Pourquoi son mari était-il si implacable ?
Elle s’était excusée, l’avait même supplié humblement.
Son mari, qui avait été si gentil avec elle, l’avait sujette pendant dix ans.
Pourquoi ne lui pardonnerait-il pas cette fois ?
Dès que le Troisième Grand-oncle le saurait, son mariage serait complètement terminé.
Jiang Lianfei n’était pas davantage disposé à céder.
Lui et sa femme avaient contracté un mariage par amour ; ils s’étaient profondément aimés, et s’aimaient encore.
Mais certaines limites ne se franchissent tout simplement pas.
Si, à la première fois, ou même après deux ou trois avertissements, sa femme avait renoncé à ses manèges, ils n’en seraient pas arrivés là.
Pendant plus de deux ans, des dizaines de recommandations bienveillantes l’avaient convaincue qu’il n’avait ni limites ni caractère.
C’est ce qui l’avait rendue si téméraire, lui insufflant ces idées dans l’oreille de son fils encore et encore.
« Ne pleure pas. »
Jiang Lianfei essuya les larmes de son visage.
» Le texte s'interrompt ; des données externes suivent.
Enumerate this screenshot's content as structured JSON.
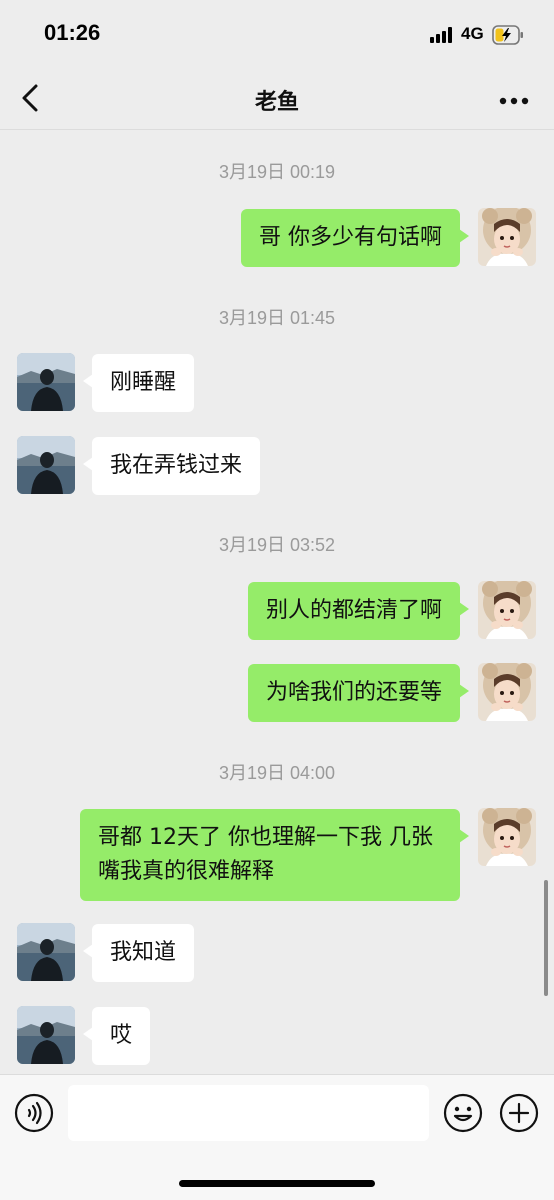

Alors qu’elle croyait apercevoir un espoir, il reprit : « Nous sommes destinés à nous séparer ici. »
« Non. » La femme serra Jiang Lianfei encore plus fort. « Lianfei, je sais vraiment que j’avais tort, cette fois c’est vrai, j’éduquerai correctement Xiao Shuo à l’avenir, je ne lui dirai plus jamais ces choses. »
« Pardonne-moi juste, d’accord ? »
« Cinq ans d’amour, dix ans de mariage, quinze ans ensemble : comment peux-tu être à ce point sans cœur pour m’abandonner ? »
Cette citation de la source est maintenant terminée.